Ama unutmayalı m ki siyaset de Türkiye’de kendi doğal mecrası içinde sürüyor. Bu siyaset kültüründe “uzlaşma”, bir meseleyi medeni bir şekilde karşılıklı tartışıp bir ortak yol bulma geleneği yok.

“Bahar havası” her zaman kısa sürüyor, çok geçmeden gökyüzü yine şimşeklerin patladığı karanlık bulutlar ile kaplanıyor.

Geçen gün Kemal Kılıçdaroğlu, Başbakan’ı bu uzlaşma arayışlarına zarar vermemesi için üslubuna dikkat etmeye çağırdı. Özenli seçilmiş ifadeler kullandı.

Yanıtını da almakta gecikmedi. Başbakan, bu çağrıya şöyle yanıt verdi: “Sayın Kılıçdaroğlu, sizin siyasette bir kere ders verme, müderrislik makamına erişmeniz için daha çok ekmek yemeniz, çok toz yutmanız lazım. Siz şu anda öğüt verme değil, öğüt alma makamındasınız.”

Bu sözlerini okurken ben de şöyle düşündüm: Evet, Kılıçdaroğlu’nun Türkiye’de siyaset yapma biçimini anlayabilmesi için daha birkaç fırın ekmek yemesi lazım!

Başbakan’ın siyasal kültüründe ve siyaset yapma tarzında uzlaşma diye bir şey olmadığını anlayabilmesi için de!

Başbakan’ın kendisini herkesin öğretmeni ve ustası zannettiğini anlayabilmesi için de!

Fotoğraflı meslek etiği dersi!

İZMİR’de karakola götürdükleri bir kadına döverek işkence yapmak suçlamasıyla yargılanan polisler ile ilgili disiplin soruşturması tamamlanmış. Polislere verilen disiplin cezası “bir yıl süreyle kademe ilerlemelerinin durdurulmasından” ibaret.

Emniyet Disiplin Tüzüğü’ndeki “meslekten men” cezası uygun görülmemiş ve polisler İstanbul’a tayin edilmişler. Böylece İstanbul’un da bir “sürgün yeri” olduğunu öğrenmiş bulunuyoruz ki Emniyet bu konuda haklı olabilir. Polis maaşıyla İstanbul gibi bir kentte geçinmek ve çocuk okutmak gerçekten çok zor bir iş!

O zaman şunu da sormam gerekiyor: Görevlerini layıkıyla yerine getiren, kısıtlı olanaklara rağmen fedakârca çalışan, çok uzun sürelerle mesai yapmak zorunda kalan ve yetersiz maaşlarla geçinmeye çalışan iyi polislerin suçları ne ki onlara da İstanbul sıkıntısı yaşattırılıyor?

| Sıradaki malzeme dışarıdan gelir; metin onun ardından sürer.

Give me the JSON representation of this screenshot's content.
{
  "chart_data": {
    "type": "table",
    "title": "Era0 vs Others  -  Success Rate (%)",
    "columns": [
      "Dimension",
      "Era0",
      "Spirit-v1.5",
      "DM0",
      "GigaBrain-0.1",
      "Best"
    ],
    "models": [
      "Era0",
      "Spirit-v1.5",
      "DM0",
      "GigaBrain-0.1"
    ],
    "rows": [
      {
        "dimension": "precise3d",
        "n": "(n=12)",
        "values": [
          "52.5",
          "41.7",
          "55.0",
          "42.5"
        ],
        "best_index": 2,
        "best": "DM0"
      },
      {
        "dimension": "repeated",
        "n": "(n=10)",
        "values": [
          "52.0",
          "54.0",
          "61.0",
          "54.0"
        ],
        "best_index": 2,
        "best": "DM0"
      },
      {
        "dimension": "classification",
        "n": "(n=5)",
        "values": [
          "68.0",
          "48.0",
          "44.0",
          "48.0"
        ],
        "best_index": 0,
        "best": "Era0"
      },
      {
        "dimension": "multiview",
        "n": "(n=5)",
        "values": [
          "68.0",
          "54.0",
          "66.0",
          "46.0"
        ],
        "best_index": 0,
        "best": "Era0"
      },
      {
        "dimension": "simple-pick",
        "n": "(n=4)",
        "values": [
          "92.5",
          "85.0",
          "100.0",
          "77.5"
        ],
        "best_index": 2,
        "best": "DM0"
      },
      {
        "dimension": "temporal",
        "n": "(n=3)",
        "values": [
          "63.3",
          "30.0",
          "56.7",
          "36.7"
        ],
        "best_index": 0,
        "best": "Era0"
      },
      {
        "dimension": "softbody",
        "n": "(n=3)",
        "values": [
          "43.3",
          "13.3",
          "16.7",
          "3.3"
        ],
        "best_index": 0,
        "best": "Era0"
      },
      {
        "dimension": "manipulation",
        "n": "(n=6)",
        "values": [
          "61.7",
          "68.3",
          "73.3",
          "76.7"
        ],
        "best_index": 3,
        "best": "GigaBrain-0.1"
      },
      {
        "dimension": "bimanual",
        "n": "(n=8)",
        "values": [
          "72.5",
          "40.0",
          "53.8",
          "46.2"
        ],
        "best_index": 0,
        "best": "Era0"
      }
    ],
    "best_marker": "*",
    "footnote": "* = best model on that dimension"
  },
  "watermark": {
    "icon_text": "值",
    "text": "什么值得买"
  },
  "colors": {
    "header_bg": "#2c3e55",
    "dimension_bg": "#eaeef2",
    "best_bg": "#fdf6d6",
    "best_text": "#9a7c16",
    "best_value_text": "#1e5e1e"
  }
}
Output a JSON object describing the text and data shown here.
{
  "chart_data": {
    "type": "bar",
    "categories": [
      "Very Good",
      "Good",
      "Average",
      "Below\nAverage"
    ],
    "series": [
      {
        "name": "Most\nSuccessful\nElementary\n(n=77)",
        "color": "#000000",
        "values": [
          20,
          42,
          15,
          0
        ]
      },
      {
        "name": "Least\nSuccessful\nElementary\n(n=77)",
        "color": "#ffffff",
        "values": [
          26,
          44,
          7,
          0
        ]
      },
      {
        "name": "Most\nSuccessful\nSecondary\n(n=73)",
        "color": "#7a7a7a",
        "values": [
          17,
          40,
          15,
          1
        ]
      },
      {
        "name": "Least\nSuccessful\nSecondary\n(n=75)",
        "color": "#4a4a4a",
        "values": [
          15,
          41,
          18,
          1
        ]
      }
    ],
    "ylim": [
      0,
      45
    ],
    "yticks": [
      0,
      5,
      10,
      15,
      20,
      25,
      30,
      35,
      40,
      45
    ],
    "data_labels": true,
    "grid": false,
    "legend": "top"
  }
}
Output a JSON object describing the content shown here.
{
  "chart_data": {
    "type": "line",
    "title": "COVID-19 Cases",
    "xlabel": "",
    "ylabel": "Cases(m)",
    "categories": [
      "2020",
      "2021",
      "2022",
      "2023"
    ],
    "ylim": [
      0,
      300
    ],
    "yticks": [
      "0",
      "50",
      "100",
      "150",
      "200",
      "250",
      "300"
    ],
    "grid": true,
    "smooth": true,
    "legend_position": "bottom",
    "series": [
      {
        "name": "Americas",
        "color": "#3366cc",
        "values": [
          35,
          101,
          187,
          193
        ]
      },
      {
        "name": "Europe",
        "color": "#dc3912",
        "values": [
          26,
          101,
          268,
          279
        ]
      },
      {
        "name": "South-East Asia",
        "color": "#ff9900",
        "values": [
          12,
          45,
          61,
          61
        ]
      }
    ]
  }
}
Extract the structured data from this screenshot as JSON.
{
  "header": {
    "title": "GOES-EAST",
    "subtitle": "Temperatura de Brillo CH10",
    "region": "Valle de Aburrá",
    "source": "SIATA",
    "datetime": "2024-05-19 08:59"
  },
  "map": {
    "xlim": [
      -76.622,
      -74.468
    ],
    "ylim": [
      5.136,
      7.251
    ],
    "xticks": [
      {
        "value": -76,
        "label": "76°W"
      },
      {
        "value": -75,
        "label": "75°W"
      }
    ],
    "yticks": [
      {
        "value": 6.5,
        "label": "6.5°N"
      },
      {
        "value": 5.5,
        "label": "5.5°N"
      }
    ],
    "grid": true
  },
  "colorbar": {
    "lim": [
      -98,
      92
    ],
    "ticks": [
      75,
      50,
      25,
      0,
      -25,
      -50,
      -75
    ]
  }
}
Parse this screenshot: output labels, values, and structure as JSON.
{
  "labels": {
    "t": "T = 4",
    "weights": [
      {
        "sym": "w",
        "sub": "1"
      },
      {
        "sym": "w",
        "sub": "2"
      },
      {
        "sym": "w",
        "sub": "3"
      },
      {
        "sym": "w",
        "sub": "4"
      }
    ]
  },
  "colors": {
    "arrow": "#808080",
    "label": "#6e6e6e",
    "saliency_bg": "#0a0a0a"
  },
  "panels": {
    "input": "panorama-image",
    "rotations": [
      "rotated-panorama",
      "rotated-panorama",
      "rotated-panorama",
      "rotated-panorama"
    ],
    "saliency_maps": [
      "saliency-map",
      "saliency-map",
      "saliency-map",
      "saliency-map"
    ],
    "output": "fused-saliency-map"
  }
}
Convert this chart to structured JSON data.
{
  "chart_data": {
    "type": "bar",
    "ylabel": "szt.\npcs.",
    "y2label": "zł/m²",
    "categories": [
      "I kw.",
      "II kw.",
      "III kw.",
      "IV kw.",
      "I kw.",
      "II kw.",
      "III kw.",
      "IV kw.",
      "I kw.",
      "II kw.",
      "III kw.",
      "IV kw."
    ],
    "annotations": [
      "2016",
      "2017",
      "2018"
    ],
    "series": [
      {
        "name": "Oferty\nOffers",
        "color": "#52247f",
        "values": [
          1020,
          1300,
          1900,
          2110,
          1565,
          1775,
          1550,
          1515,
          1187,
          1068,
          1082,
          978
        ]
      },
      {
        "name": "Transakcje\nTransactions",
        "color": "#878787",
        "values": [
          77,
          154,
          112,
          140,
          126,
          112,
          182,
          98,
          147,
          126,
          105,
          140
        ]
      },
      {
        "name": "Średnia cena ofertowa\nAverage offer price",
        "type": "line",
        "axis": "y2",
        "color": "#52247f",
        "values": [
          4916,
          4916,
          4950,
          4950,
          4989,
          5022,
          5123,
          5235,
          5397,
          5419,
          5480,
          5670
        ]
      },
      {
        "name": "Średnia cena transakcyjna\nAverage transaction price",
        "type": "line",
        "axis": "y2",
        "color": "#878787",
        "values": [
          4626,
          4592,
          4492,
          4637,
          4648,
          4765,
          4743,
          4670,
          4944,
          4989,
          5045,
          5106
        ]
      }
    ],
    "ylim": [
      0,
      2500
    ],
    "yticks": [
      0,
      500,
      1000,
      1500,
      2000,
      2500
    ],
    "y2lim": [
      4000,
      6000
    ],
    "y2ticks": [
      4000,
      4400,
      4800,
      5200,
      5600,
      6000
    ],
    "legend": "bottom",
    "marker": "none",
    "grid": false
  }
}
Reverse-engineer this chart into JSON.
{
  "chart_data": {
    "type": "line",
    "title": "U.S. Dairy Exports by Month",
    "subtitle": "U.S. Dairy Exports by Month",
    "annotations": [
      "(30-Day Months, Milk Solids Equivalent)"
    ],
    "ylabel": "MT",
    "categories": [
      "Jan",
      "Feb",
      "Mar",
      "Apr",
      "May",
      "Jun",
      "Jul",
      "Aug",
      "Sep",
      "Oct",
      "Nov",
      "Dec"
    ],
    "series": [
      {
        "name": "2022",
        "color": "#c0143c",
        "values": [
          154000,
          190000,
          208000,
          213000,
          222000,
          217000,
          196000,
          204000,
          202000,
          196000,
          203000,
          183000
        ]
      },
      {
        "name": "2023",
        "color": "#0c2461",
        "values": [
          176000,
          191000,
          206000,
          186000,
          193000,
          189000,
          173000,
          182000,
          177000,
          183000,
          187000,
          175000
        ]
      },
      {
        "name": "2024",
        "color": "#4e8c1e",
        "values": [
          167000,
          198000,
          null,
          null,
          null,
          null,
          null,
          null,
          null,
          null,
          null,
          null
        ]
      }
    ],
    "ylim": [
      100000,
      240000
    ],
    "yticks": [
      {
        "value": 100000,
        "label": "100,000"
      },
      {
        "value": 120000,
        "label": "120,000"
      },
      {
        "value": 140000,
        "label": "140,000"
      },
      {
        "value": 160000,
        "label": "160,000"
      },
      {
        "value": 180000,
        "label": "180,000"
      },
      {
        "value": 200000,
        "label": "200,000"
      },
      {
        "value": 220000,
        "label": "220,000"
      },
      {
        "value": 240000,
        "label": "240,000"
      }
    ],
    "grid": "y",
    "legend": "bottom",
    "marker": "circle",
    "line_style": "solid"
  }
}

Hatalı işler yapan devlet memurlarının âmirleri tarafından korunmaları durumu elbette sadece Emniyet’te yaşanmıyor, haksızlık etmeyeyim. İzmir Tabip Odası da, dayaktan yüzü gözü şişmiş kadına “işkence görmedi” raporu veren hekimin “bulgularını raporuna yazmakta bir hatası olmadığına” karar vermiş. Bunun adına “meslek dayanışması” mı demeliydim acaba?

En iyisi şöyle bir öneri yapayım: Kadının karakoldan çıktıktan sonraki halini gösteren fotoğrafları gazetelerde yayımlandı. O fotoğraf büyütülsün, çerçeveletilsin ve İzmir Tabip Odası’nın bürolarına asılsın! Tabip Odası’na girip çıkan hekimler için iyi bir “meslek etiği” dersi de olacaktır!